The European Insurance Forum, held in Dublin on the 9th and 10th of May, presented an opportunity to examine Ireland’s progress in overcoming the financial crisis that caused a severe recession beginning in 2008. It also highlighted the role played by the country’s re/insurance industry in managing that crisis, as well as the larger picture of a battered European Union emerging from the depths of the most serious economic upheaval the world has seen since the 1930’s.
Since 2004 Sarah Goddard, the CEO of the Dublin International Insurance & Management Association (DIMA), has played an important role in making sure that Ireland’s insurance sector remains a bulwark for the reconstruction of the country’s economy. It may still be too early to celebrate, but the signs are there that the country is recovering.
After the conference concluded Sarah told the IJ why, and reviewed many of the long term changes in the European Union, and its re/insurers, that have come about as a result, not only of the financial crisis, but also in response to the rapidly changing makeup of the global business community, as technology makes the world smaller and smaller.
“One of the reasons we chose to have it [the conference] on the 9th and 10th of May was because the 9th was Europe Day,” Sarah said. She explained, as did Damien English, a member of the European Parliament in his keynote speech, the significance for all Europeans. On that date in 1958 the first steps were taken to bring Europe’s nations together to make certain that the wars of the first half of the 20th century would never happen again. The EU’s 27 member nations are the direct result of that initiative.
Ireland currently holds the EU presidency, a post that rotates among member nations every six months. “There’s been a lot of activity in holding this position; Ireland is helping broker the future,” Sarah said. “We’re seeing things like the single banking union being brokered by Ireland, to bring a new mechanism into banking regulation in the way that banks are structured within Europe,” a role that Irish “politicians and civil servants should be rightly proud about.”
In addition to the engagements on banking Ireland is also involved in trying to iron out a deal for the adoption of the EU’s budget, which “didn’t get passed, when it was supposed to do so at the end of last year.” She said it is looking increasingly likely that the budget will be passed before Ireland’s presidency finishes at the end of June.
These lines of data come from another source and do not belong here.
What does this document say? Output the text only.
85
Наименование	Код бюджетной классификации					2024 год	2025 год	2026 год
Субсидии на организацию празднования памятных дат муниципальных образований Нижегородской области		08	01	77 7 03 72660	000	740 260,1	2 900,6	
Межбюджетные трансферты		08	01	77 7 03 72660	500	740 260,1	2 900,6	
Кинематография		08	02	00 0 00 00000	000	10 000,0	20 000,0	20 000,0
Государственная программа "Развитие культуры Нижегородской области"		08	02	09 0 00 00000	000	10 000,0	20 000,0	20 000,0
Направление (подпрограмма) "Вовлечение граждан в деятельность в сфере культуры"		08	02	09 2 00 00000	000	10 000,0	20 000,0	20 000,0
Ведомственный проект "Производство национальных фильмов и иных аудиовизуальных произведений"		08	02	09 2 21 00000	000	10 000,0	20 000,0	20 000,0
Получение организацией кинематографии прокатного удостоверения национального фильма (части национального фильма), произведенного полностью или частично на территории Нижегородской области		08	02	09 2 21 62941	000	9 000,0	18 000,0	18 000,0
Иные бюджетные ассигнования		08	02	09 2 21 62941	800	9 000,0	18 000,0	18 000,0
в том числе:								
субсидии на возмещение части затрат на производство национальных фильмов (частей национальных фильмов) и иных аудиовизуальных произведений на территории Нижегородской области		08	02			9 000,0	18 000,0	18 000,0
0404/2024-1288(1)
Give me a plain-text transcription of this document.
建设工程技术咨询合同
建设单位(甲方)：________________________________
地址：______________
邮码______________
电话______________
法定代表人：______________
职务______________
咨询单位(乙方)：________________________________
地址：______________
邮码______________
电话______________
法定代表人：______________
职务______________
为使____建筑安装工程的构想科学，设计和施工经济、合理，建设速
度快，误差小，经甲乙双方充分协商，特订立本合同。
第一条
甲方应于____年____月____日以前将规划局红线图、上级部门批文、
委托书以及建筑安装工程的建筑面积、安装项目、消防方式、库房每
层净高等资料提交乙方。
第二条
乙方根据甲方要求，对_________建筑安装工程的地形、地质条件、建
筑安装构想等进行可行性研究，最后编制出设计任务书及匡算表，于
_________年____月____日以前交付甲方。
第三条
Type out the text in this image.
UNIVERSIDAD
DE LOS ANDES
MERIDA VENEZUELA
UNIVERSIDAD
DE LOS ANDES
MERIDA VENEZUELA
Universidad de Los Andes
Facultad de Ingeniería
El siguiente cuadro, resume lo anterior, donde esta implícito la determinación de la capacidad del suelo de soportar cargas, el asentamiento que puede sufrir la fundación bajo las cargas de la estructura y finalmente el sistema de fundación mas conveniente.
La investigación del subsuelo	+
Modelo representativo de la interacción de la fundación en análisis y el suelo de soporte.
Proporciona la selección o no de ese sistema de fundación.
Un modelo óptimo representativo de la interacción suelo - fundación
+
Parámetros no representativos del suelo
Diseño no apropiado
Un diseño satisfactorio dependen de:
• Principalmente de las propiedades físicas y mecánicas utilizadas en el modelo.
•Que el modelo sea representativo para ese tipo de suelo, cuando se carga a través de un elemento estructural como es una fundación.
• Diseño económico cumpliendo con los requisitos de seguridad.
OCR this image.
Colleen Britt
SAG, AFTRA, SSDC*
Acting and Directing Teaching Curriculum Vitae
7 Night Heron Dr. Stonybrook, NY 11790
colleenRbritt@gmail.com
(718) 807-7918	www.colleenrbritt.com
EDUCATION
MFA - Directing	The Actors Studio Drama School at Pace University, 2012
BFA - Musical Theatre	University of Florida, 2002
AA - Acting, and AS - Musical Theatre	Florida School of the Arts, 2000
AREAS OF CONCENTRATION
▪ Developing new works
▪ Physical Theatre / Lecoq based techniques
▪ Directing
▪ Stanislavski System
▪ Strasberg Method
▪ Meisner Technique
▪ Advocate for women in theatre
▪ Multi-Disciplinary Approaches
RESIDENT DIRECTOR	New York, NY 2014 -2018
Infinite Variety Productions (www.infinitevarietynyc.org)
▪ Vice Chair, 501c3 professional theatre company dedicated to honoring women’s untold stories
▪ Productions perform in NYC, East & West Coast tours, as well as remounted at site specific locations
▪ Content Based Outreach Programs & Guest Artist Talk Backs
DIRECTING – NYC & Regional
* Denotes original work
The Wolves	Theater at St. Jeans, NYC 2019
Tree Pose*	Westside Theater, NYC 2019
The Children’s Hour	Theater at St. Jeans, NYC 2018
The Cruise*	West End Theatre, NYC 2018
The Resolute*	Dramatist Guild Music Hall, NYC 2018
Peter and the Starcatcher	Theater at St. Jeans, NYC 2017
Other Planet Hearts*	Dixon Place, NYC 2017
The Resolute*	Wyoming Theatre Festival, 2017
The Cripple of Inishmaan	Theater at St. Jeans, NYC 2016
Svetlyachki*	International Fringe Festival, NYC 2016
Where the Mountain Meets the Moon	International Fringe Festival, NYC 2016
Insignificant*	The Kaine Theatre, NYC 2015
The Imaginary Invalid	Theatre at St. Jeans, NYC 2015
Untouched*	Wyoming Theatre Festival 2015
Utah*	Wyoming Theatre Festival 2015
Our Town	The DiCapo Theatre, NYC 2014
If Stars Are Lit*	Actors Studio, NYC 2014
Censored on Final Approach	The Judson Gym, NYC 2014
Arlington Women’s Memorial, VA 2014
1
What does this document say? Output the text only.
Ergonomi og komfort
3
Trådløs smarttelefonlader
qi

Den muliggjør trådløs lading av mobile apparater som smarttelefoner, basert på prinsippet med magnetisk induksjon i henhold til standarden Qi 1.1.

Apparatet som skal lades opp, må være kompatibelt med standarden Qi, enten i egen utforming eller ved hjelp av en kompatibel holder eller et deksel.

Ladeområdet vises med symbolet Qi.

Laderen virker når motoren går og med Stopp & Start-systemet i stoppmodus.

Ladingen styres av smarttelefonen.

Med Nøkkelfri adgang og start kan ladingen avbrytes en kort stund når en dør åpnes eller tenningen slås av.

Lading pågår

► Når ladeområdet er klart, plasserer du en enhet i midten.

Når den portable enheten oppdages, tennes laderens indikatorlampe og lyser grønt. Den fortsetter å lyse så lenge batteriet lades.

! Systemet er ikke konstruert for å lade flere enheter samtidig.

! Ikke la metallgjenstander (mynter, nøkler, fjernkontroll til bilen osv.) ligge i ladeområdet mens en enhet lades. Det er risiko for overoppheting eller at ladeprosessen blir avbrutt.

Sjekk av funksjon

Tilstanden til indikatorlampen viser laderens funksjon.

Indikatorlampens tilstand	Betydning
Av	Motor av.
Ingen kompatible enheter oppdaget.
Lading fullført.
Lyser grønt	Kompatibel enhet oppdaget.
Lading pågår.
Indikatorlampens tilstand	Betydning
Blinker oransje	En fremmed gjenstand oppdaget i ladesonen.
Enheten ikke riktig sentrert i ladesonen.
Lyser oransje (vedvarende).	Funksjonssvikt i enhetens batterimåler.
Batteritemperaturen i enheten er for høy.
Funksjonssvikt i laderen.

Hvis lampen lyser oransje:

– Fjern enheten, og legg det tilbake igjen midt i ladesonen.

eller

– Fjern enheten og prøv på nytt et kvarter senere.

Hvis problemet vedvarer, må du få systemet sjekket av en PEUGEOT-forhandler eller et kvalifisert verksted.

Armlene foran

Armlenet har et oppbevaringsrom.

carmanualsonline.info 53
These actions are “a move towards the future,” in contrast to the turmoil over the last several years, which were almost exclusively given over to dealing with the financial crisis, as more countries were bailed out. Ireland expects to be completely clear of its engagements with the International Monetary Fund (IMF) and the EU’s bailout fund by the end of this year. “That will be a great step forward,” Sarah said. “In a lot of circles Ireland is being personified as the ‘Poster Boy’ of those economies;” the ones that have suffered serious impacts from the economic crisis. “We’re going in the right direction.”